Sabina Guzzanti, Draquila, hors-compétition
Gust Van den Berghe, Little Baby Jesus of Flandr, Quinzaine des Réalisateurs
Im Sangsoo, The Housemaid, En compétition
Cannes, milieu naturel de la jet-set, a débauché un VRP de luxe : le ministre italien de la Culture, fidèle de Berlusconi, qui a annoncé à grand fracas médiatique son intention de boycotter le festival. Beau coup de pub pour le film incriminé, l’incendiaire Draquila, véritable mise en examen cinématographique du Cavaliere. Mais preuve aussi qu’à son corps défendant, le ministre est un cinéphile qui s’ignore. Si le film est une impitoyable radioscopie de la confiscation par la propagande berlusconienne du séisme catastrophique de l’Aquila en 2009, il incarne aussi l’exemple-type du pamphlet à gros sabots, qui confond tronçonneuse et caméra. Un montage épileptique, des décibels en pagaille : à côté Michael Moore fait dans la dentelle. Dommage, parce que Sabina Guzzanti était craquante au milieu du public dans sa robe de femme-fleur. Même si on confesse n’avoir eu d’yeux que pour l’étincelante Giovanna Mezzogiorno : l’actrice, jurée de ce cru 2010 et venue en compatriote, nous a ébloui comme une apparition céleste.
De Ciel, justement, il n’était question que de ça dans Little Baby Jesus of Flandr, sidérante aventure mystique, ciselée en noir et blanc, de trois clodos flamands touchés par le Christ. Le film mitonne une sorte de Buñuel à la sauce flamande, traversé de visions surréalistes et d’instants littéralement extatiques. Avec leurs trognes d’alcoolos ahuris échappés d’un Breughel, nos pieds-nickelés simples d’esprit réactivent le vieux message évangélique : soyez pareils à de petits enfants. La grâce est l’apanage des petits, des miséreux et des idiots – pas des églises ou des prêtres que Gust Van der Berghe daube allègrement. Ce que, manifestement, le spectateur hargneux qui s’est égosillé « Danger ! Film sectaire ! » à l’issue de la projection n’a pas bien compris…

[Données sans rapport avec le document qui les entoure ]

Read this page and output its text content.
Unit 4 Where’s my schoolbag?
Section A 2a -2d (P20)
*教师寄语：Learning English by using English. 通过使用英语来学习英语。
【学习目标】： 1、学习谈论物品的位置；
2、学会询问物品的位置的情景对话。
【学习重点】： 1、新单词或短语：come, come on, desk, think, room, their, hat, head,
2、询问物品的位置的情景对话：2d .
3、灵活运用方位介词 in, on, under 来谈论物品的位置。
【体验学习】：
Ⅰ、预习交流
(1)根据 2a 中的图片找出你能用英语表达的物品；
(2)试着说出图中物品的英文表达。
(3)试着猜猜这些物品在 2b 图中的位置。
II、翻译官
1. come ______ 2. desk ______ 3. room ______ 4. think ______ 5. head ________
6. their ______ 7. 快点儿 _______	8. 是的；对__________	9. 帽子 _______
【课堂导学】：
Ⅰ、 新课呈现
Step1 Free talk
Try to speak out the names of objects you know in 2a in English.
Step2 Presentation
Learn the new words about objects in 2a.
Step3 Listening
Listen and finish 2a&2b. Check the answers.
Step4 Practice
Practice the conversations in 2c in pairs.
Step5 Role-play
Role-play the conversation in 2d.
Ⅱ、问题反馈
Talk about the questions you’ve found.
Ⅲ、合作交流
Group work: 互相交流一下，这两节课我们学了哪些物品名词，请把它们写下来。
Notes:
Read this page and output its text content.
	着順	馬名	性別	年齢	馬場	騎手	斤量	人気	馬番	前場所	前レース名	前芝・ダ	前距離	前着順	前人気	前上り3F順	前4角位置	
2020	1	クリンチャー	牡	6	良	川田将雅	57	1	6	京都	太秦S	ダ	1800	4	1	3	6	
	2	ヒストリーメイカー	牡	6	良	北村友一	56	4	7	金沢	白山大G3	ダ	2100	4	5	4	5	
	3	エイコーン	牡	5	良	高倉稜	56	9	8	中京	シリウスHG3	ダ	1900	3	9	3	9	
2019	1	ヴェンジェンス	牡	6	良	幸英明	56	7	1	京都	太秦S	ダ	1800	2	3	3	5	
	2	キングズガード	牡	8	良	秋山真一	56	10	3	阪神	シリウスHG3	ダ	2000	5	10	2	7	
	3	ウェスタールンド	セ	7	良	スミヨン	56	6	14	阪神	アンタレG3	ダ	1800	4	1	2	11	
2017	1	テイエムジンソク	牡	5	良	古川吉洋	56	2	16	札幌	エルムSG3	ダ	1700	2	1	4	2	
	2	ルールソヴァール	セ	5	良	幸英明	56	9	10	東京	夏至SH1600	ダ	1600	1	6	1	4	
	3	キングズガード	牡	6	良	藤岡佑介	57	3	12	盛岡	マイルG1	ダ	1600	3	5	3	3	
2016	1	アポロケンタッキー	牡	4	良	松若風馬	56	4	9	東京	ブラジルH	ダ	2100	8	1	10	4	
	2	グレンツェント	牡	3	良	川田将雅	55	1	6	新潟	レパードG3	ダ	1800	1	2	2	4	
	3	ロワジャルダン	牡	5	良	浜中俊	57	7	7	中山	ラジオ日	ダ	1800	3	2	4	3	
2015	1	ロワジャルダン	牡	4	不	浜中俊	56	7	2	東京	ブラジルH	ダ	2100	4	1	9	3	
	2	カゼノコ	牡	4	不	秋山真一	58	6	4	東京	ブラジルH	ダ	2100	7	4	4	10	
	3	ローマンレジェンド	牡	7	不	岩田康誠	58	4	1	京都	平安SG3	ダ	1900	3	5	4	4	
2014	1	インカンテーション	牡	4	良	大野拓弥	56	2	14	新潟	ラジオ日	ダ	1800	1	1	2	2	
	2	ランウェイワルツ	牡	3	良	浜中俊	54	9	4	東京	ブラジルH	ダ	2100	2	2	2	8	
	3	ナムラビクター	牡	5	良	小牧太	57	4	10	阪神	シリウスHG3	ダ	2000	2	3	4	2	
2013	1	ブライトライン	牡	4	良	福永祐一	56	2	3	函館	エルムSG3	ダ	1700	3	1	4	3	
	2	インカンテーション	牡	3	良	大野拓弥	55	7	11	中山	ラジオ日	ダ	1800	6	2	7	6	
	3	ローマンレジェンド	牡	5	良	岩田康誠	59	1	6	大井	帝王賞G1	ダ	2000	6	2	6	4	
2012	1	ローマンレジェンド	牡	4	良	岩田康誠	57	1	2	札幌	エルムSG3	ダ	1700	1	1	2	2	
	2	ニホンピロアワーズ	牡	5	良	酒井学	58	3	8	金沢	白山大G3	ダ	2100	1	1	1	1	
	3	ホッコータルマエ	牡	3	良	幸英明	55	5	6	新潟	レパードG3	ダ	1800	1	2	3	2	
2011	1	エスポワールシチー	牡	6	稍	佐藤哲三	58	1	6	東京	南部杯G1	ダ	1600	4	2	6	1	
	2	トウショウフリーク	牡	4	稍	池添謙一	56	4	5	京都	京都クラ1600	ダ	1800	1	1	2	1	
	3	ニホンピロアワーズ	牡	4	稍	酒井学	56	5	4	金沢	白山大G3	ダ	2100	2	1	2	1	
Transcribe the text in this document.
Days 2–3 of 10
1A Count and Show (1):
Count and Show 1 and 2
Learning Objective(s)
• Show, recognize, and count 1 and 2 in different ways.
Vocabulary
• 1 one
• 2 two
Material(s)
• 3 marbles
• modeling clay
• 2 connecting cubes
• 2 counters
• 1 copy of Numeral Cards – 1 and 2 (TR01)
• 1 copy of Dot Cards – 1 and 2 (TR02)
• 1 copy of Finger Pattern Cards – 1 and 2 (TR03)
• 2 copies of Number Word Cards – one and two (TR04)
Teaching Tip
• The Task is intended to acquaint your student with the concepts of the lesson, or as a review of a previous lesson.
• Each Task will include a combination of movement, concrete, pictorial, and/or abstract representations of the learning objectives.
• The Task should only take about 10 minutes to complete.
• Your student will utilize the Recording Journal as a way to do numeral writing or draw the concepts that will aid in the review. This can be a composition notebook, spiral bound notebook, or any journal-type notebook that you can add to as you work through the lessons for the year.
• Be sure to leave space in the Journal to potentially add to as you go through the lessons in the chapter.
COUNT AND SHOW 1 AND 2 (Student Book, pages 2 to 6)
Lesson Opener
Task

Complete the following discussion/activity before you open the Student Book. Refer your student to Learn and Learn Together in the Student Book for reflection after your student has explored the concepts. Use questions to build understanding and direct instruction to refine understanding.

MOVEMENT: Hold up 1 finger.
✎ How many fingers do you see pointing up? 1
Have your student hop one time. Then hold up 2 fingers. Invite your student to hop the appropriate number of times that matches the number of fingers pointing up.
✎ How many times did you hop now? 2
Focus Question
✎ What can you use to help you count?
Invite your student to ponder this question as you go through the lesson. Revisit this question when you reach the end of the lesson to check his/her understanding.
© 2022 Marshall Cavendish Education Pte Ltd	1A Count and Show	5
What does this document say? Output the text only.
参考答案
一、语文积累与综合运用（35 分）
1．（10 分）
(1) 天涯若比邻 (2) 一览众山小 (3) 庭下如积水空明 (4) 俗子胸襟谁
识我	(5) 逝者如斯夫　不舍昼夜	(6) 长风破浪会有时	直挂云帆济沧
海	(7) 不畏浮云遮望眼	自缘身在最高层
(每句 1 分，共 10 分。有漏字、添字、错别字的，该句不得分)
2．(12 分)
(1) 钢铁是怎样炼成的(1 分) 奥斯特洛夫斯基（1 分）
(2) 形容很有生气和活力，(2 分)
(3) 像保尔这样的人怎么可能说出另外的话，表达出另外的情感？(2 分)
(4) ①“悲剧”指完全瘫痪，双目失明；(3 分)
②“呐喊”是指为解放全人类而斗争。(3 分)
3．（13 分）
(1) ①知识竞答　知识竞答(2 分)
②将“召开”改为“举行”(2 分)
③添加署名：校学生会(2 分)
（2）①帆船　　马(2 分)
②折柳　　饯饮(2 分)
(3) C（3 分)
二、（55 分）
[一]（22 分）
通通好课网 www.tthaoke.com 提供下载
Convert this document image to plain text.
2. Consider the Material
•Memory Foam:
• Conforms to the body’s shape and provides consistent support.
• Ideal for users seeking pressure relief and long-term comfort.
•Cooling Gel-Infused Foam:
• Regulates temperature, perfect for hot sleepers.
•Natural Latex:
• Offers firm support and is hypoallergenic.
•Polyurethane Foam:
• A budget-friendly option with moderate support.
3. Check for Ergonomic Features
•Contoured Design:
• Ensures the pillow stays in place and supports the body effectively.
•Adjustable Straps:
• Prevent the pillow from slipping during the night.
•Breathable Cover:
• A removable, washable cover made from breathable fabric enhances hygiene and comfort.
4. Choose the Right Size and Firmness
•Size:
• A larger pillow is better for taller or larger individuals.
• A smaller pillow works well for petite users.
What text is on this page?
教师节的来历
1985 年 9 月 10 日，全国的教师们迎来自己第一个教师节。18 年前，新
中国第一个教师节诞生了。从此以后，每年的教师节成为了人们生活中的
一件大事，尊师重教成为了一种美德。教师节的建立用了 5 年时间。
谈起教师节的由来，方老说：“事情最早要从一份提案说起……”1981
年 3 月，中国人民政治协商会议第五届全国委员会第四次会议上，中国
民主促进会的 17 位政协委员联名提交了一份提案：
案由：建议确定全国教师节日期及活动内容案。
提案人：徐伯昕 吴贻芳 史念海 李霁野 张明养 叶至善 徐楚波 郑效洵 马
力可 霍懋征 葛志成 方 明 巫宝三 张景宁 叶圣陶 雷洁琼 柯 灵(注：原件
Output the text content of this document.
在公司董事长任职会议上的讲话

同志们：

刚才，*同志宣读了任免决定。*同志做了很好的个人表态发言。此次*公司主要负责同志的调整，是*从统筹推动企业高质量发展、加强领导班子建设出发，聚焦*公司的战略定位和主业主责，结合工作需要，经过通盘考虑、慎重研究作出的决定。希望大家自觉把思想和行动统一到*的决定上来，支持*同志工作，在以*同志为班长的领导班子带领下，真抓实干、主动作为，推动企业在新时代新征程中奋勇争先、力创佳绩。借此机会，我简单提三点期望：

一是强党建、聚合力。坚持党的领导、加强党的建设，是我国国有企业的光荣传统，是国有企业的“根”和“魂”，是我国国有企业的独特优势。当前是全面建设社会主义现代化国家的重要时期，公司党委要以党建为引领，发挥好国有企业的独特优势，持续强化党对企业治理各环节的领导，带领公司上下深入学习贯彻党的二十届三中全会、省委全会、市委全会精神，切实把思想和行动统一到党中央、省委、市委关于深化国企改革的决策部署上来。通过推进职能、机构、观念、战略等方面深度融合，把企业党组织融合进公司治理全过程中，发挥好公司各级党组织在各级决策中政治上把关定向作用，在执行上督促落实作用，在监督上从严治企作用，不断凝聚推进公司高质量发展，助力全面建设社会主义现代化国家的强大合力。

Décidément, le vendredi c’est le jour des enfants à Cannes : après le petit Jésus flamand, c’est le tour d’une grande enfant coréenne dans l’excellent The Housemaid. Le très barré Im Sangsoo – auteur notamment de l’estomaquant The President’s Last Bang (2005) – s’attaque au remake d’un sommet du cinéma coréen, The Housemaid de Kim Ki-young (1960). Euny, naïve et tendre, s’engage comme servante dans une famille de la très grande bourgeoisie. Im Sangsoo filme la liaison de la jeune femme et du père comme à travers un brouillard glacial et bleuté : car dans cet univers où les seuls enjeux sont des enjeux de pouvoir, tout n’est que luxe, froideur et avidité. Euny détonne et, restée en enfance, elle détraque ce monde adulte, trop adulte. The Housemaid, ou la révolution par l’innocence.